Any additional Python packages required for your job execution need to be known to the framework in order to ensure those packages are installed prior to running the function within a job. Such packages need to be specified when defining the cluster environment through graphlab.deploy.hadoop_cluster.create:

import graphlab as gl

c = gl.deploy.hadoop_cluster.create(
  name='hadoop-cluster',
  dato_dist_path=<HDFS path to dato distributed deployment>,
  additional_packages='names==0.3.0')

def my_function(number = 10):
    import names
    people = [names.get_full_name() for i in range(number)]
    sf = graphlab.SFrame({'names':people})
    return sf

job = gl.deploy.job.create(my_function, environment=c, number=20)

The additional_packages parameter can be a single string or a list of strings, describing packages in the pypi format.

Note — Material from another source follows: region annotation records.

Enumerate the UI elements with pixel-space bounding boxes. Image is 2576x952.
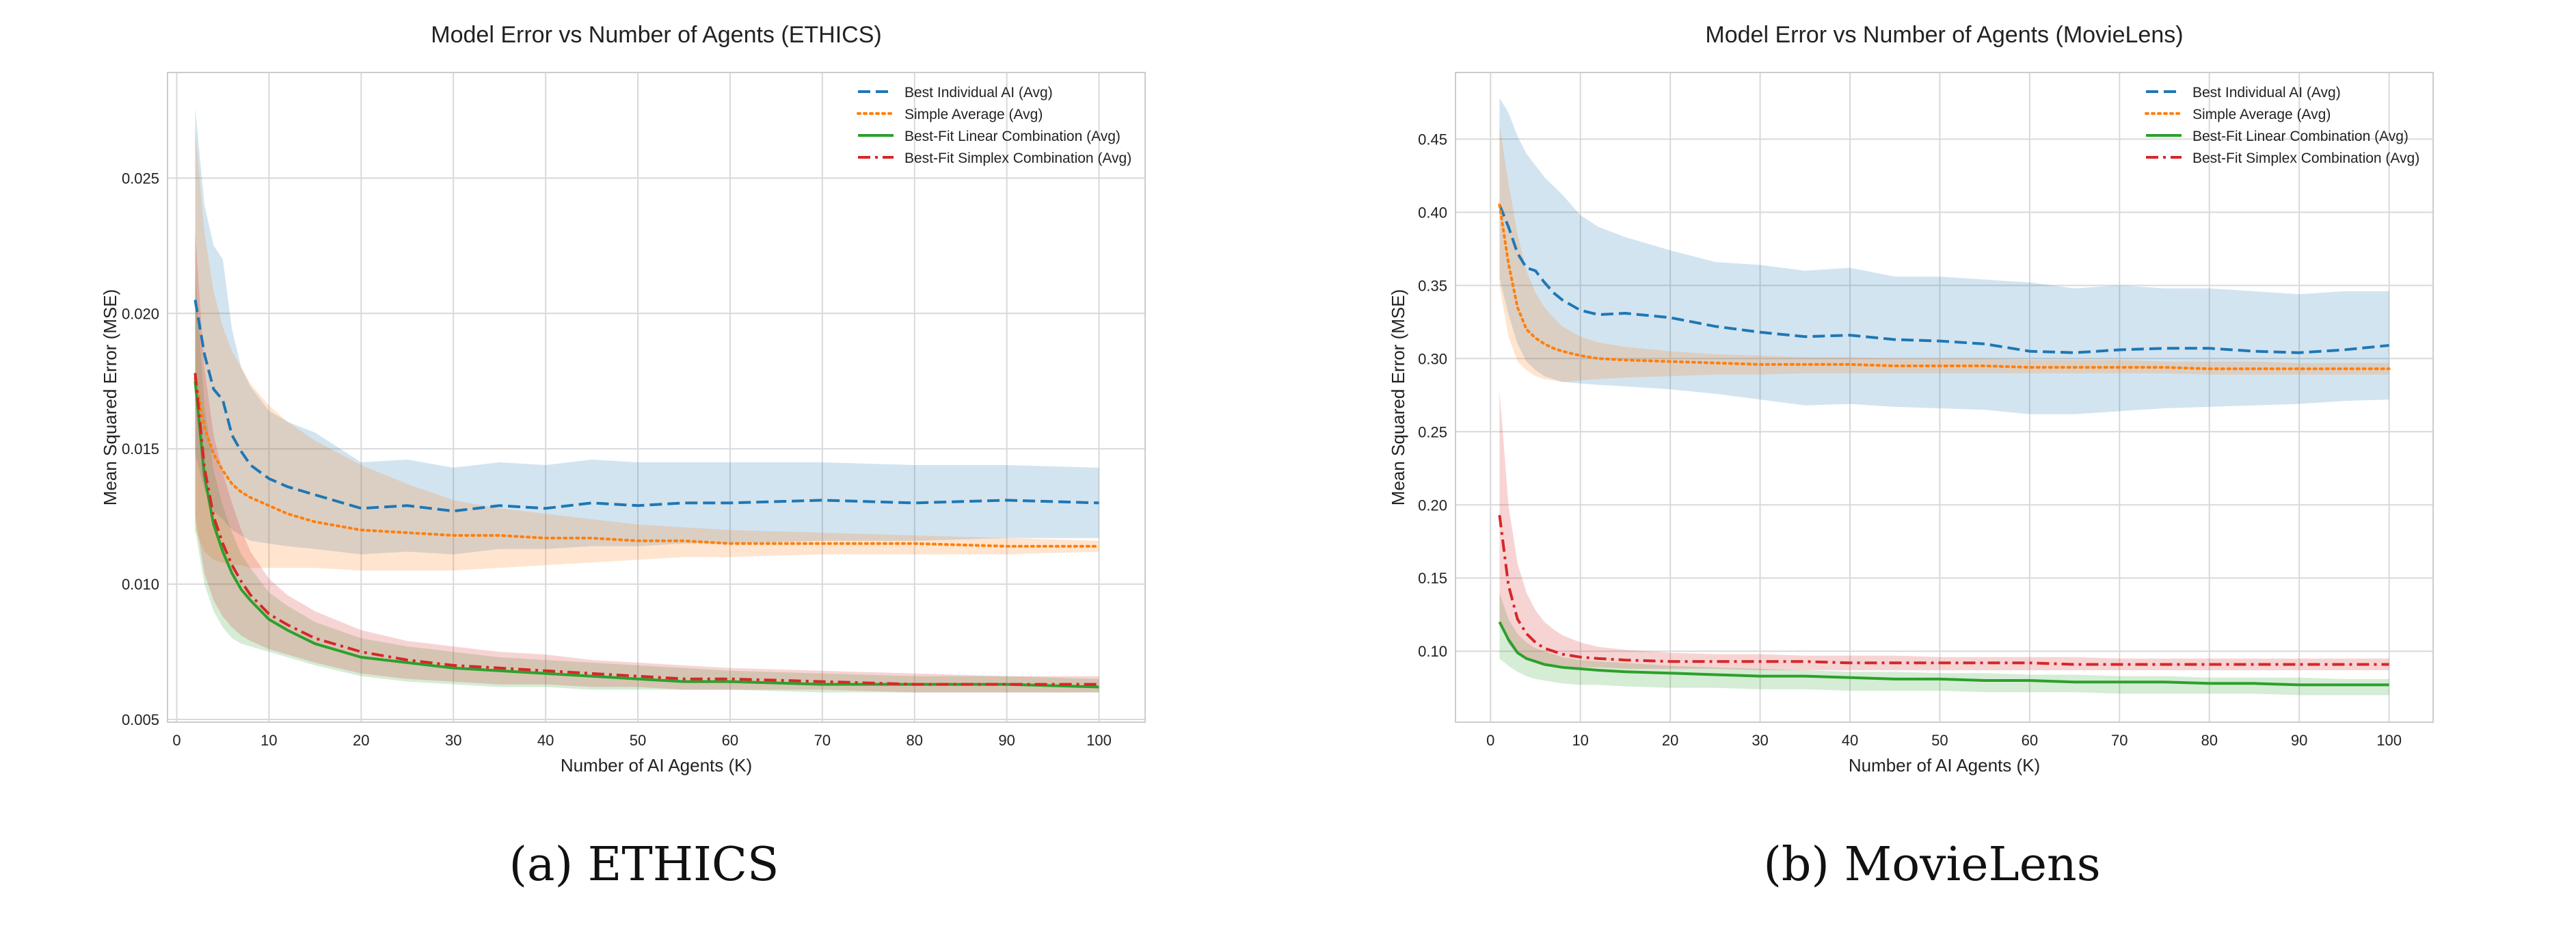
y-tick-label: 0.35 (1418, 277, 1447, 294)
legend-label-2: Best-Fit Linear Combination (Avg) (904, 129, 1121, 144)
x-tick-label: 10 (1572, 732, 1588, 749)
series-line-0 (193, 300, 1099, 513)
y-tick-label: 0.025 (122, 170, 159, 187)
x-tick-label: 100 (2376, 732, 2402, 749)
y-tick-label: 0.25 (1418, 423, 1447, 440)
chart-movielens: 0 10 20 30 40 50 60 70 80 90 100 0.10 0.15 0.20 0.25 0.… (1388, 22, 2434, 776)
y-axis-label: Mean Squared Error (MSE) (100, 289, 120, 505)
legend-label-2: Best-Fit Linear Combination (Avg) (2192, 129, 2409, 144)
y-tick-label: 0.005 (122, 711, 159, 728)
plot-frame (167, 72, 1146, 723)
legend: Best Individual AI (Avg) Simple Average (… (2145, 85, 2419, 166)
y-tick-label: 0.010 (122, 576, 159, 593)
legend-label-0: Best Individual AI (Avg) (2192, 85, 2341, 101)
x-tick-label: 60 (722, 732, 738, 749)
plot-area (167, 72, 1145, 722)
x-tick-label: 0 (1486, 732, 1494, 749)
y-tick-label: 0.15 (1418, 570, 1447, 587)
legend-label-0: Best Individual AI (Avg) (904, 85, 1053, 101)
chart-title: Model Error vs Number of Agents (ETHICS) (431, 22, 881, 48)
y-tick-label: 0.20 (1418, 497, 1447, 514)
chart-ethics: 0 10 20 30 40 50 60 70 80 90 100 0.005 0.010 0.015 0.0… (100, 22, 1146, 776)
y-tick-label: 0.020 (122, 305, 159, 322)
x-axis-label: Number of AI Agents (K) (1849, 755, 2040, 776)
x-tick-label: 50 (1931, 732, 1948, 749)
x-tick-label: 30 (445, 732, 461, 749)
caption-movielens: (b) MovieLens (1763, 838, 2101, 892)
confidence-band-1 (195, 129, 1099, 571)
x-tick-label: 20 (1662, 732, 1678, 749)
series-line-1 (1498, 203, 2391, 371)
confidence-band-0 (195, 107, 1099, 555)
legend-label-3: Best-Fit Simplex Combination (Avg) (2192, 150, 2419, 166)
x-tick-label: 40 (537, 732, 554, 749)
caption-ethics: (a) ETHICS (509, 838, 779, 892)
x-tick-label: 10 (260, 732, 277, 749)
y-tick-label: 0.40 (1418, 204, 1447, 221)
y-tick-label: 0.10 (1418, 643, 1447, 660)
confidence-band-2 (1499, 592, 2389, 696)
plot-area (1455, 72, 2433, 722)
chart-title: Model Error vs Number of Agents (MovieLe… (1705, 22, 2183, 48)
x-tick-label: 30 (1752, 732, 1768, 749)
plot-series (1498, 98, 2391, 696)
x-tick-label: 100 (1086, 732, 1112, 749)
confidence-band-3 (195, 232, 1099, 693)
y-tick-label: 0.45 (1418, 131, 1447, 148)
y-tick-label: 0.015 (122, 440, 159, 458)
x-tick-label: 70 (2111, 732, 2128, 749)
legend-label-3: Best-Fit Simplex Combination (Avg) (904, 150, 1131, 166)
x-tick-label: 60 (2022, 732, 2038, 749)
legend: Best Individual AI (Avg) Simple Average (… (857, 85, 1131, 166)
x-tick-label: 50 (630, 732, 646, 749)
plot-series (193, 107, 1101, 693)
series-line-2 (193, 381, 1099, 689)
y-axis-label: Mean Squared Error (MSE) (1388, 289, 1408, 505)
legend-label-1: Simple Average (Avg) (2192, 107, 2331, 122)
x-tick-label: 40 (1842, 732, 1858, 749)
chart-panel-movielens: 0 10 20 30 40 50 60 70 80 90 100 0.10 0.15 0.20 0.25 0.… (1288, 0, 2576, 952)
series-line-3 (1498, 514, 2389, 666)
x-tick-label: 80 (906, 732, 922, 749)
x-tick-label: 0 (172, 732, 180, 749)
confidence-band-2 (195, 272, 1099, 693)
confidence-band-0 (1499, 98, 2389, 414)
x-tick-label: 20 (353, 732, 369, 749)
x-tick-label: 70 (814, 732, 831, 749)
x-tick-label: 90 (2291, 732, 2307, 749)
plot-frame (1455, 72, 2434, 723)
legend-label-1: Simple Average (Avg) (904, 107, 1043, 122)
series-line-1 (193, 377, 1101, 548)
y-tick-label: 0.30 (1418, 350, 1447, 367)
series-line-3 (193, 373, 1099, 686)
x-tick-label: 90 (998, 732, 1015, 749)
series-line-0 (1498, 204, 2389, 354)
chart-panel-ethics: 0 10 20 30 40 50 60 70 80 90 100 0.005 0.010 0.015 0.0… (100, 22, 1146, 892)
series-line-2 (1498, 621, 2389, 687)
x-tick-label: 80 (2201, 732, 2217, 749)
x-axis-label: Number of AI Agents (K) (561, 755, 752, 776)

Equivalent to Hadoop it can also be provided to graphlab.deploy.ec2_cluster.create for EC2 clusters. In the case of Hadoop, these packages need to be explicitly uploaded to the cluster (see below). Note that creating a cluster in Hadoop and specifying packages that have not been uploaded will succeed, but a subsequent submission of a job will fail (because Dato Distributed will try to install the specified packages into the job's environment at that point).

Alternatively, dependent packages can be specified on an already created cluster, by setting the cluster's additional_packages property, before submitting a job:

# load a previously created EC2 cluster:
ec2c = gl.deploy.ec2_cluster.load('s3://my-workspace/ec2-cluster')

ec2c.additional_packages = 'names'

Hadoop Package Management

Because Hadoop clusters are not generally connected to the internet, Dato Distributed provides functionality to manage packages in such an environment, namely uploading, listing, and removing packages. These operations are accesible either through the command line (scripts provided by Dato Distributed) or the GraphLab Create API.

Packages available for installation (as described above) are shown as follows:

gl.deploy.hadoop_cluster.show_available_packages(
    dato_dist_path='hdfs://my.cluster.com:8040/user/name/my-cluster-setup')

(In this example we assume (i) that the YARN config folder to access the cluster has been set as default, and (ii) that a Dato Distributed deployment in a folder my-cluster-setup in the user's home directory in the cluster exists.)

Output:

{'default_packages': ['_license==1.1',
  'abstract-rendering==0.5.1',
  'anaconda==2.2.0',
  ...
  'yaml==0.1.4',
  'zeromq==4.0.4',
  'zlib==1.2.8'],
 'user_packages': ['names-0.3.0.tar.gz']}

A package can be uploaded through the following API:

gl.deploy.hadoop_cluster.upload_packages(
    dato_dist_path=<hdfs path to dato distributed deployment>,
    filename_or_dir='./names-0.3.0.tar.gz')

Alternatively to a single package filename, a folder can be provided; all files within that folder will be uploaded to the cluster, assuming they are Python packages.

Packages can be removed from the cluster as follows:

gl.deploy.hadoop_cluster.remove_package(
    dato_dist_path=<hdfs path to dato distributed deployment>,
    filename='names-0.3.0.tar.gz')